A independência da informação
  SEXTA, 18 de MAIO de 2012  
Caraguatatuba-Ilhabela-São Sebastião-Ubatuba  


17/05/12

Progresso inevitável


““Mais do que nunca, precisamos de governos municipais realmente comprometidos e interligados com esta expansão””


Selma Almeida

Audiências para discutir os contornos sul e norte, que seriam uma nova estrada de acesso da Tamoios para São Sebastião e Ubatuba; outra para tratar da influência do Pré-Sal, cuja exploração afetará também os municípios do Litoral Norte; garantias do Governo Estadual de que as melhorias de acesso já estão com data certa para começar (o que parece que agora sai mesmo) e a divulgação de que o Estado vai investir R$ 200 milhões no Porto de São Sebastião. Alguém duvida de que nossa região desta vez terá concretizado aquele boom prometido há anos pelo Estado?
Acredito que estamos caminhando com passos mais rápidos, mas receio que esta rapidez possa também prejudicar um desenvolvimento sustentável. Longe de mim, ser contra o progresso em nossa região, mas, mais do que nunca, precisamos de governos municipais realmente comprometidos e interligados com esta expansão.
E não é hora de ficarmos levantando bandeiras ecológicas, pois o que aparenta é que o Governo irá expandir o Litoral Norte, independente da vontade ambiental. Será praticamente impossível parar a exploração do Pré-Sal e consequentemente a ampliação dos portos públicos e privados de São Sebastião, mesmo com a turma do contra de Ilhabela.
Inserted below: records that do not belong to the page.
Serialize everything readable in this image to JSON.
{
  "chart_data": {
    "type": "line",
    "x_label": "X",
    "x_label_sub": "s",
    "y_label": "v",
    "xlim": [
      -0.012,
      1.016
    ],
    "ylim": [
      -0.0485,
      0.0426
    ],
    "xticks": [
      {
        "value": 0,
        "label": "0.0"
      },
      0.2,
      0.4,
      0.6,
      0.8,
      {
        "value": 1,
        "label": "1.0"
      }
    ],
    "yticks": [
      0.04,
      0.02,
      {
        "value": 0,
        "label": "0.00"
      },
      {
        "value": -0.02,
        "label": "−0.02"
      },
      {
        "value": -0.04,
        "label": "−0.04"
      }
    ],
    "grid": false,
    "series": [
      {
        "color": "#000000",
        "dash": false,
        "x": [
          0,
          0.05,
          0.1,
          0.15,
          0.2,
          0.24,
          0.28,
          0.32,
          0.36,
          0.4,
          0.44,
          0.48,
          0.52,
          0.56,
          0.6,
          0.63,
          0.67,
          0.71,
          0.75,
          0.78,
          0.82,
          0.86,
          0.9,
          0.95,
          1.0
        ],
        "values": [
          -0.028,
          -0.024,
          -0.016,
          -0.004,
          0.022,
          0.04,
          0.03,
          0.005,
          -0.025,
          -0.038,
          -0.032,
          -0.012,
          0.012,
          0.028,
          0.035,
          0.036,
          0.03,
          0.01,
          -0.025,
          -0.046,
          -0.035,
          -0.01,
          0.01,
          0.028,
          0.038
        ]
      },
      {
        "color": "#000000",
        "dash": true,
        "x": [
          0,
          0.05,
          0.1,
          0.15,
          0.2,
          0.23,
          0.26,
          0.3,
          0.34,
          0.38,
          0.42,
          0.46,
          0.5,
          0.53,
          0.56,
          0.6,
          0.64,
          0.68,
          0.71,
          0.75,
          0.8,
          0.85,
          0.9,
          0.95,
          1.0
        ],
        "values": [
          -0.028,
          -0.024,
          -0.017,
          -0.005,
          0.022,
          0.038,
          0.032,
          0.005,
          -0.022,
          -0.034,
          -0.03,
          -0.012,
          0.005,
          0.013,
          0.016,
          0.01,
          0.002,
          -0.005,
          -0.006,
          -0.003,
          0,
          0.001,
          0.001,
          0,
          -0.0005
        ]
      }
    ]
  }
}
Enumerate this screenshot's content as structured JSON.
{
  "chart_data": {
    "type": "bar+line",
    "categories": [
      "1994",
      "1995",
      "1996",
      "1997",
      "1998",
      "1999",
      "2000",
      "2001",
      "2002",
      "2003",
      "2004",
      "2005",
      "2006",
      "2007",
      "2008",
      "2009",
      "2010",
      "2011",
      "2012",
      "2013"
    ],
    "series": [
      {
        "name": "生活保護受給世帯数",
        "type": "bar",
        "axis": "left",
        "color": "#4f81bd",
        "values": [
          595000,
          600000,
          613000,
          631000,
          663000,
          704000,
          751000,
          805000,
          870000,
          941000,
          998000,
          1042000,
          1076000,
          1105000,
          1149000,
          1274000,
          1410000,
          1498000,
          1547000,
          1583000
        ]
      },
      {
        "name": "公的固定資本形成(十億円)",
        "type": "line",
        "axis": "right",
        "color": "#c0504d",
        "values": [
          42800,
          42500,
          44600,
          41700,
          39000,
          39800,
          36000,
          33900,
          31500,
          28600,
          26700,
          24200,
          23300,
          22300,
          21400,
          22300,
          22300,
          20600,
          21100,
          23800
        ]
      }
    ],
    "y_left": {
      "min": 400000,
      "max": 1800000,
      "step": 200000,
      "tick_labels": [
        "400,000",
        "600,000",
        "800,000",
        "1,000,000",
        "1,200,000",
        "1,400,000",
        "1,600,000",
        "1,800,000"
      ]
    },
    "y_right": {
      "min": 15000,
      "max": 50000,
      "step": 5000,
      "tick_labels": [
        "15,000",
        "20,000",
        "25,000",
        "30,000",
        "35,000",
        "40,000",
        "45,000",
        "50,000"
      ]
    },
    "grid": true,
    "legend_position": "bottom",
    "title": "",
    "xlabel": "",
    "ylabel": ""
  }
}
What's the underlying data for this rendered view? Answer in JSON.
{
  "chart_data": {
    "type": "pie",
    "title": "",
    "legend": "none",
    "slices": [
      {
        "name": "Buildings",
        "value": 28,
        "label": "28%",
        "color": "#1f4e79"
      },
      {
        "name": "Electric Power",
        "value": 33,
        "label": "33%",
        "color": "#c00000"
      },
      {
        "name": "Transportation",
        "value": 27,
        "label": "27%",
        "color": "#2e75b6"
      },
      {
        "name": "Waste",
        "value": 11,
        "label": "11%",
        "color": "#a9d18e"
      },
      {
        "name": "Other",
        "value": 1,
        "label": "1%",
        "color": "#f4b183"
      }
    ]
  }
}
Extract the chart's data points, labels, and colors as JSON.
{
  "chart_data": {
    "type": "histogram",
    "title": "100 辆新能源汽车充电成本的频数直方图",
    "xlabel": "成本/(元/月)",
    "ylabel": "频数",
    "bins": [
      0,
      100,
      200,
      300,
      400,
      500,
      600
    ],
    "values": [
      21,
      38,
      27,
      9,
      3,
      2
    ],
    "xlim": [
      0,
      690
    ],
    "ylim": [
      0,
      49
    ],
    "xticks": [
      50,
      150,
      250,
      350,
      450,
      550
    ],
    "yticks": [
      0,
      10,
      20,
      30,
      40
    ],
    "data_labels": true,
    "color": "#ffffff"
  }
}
Então, diante desta situação sugiro a nós moradores destas pacatas cidades do Litoral Norte, que se empenhem e saibam escolher o próximo candidato a prefeito dos municípios, pois os quatro anos seguintes serão decisivos para este progresso na região.
Teremos que conviver com o progresso e o turismo, este último impossível de abandonar diante das belezas naturais encontradas por aqui. Sei que será difícil, já que temos exemplos que ambos os setores (industrial e turístico) não costumam ter uma relação boa, mas já que é inevitável, é melhor usar o empenho para agrupar o desenvolvimento sustentável.
E para isso, as participações populares nas audiências são imprescindíveis, até para que ninguém alegue ignorância quando as desapropriações (no caso dos contornos) acontecerem, além do aumento do movimento natural de carros e pessoas que estes empreendimentos naturalmente trarão.
Se, temos exemplos de cidades cuja expansão portuária prejudicou o turismo, também sabemos que há outras que conseguiram uma relação saudável, implantando o famoso desenvolvimento sustentável. Sem dúvida, esta é a maneira correta de se trabalhar e é só tirar o radicalismo da história e procurar o conjunto. Parece que os responsáveis querem ouvir a população. É por isso que as audiências existem, tendo inclusive sido a responsável por mudanças nos projetos iniciais já apresentados aos moradores. Mas elas precisam de posições claras, precisas e úteis e não na linha do “não vamos aceitar e pronto”.
Junto a participação popular nas reuniões, vamos se ater as eleições municipais que vem por aí e são importantes neste momento em que o progresso acena mais perto para nossa região. E, por favor, sem troca de voto por emprego ou cargo nas administrações municipais, já que com esta expansão inevitável na região, muito trabalho ainda há de vir para todos. É só a gente usar o bom senso nas discussões e voto.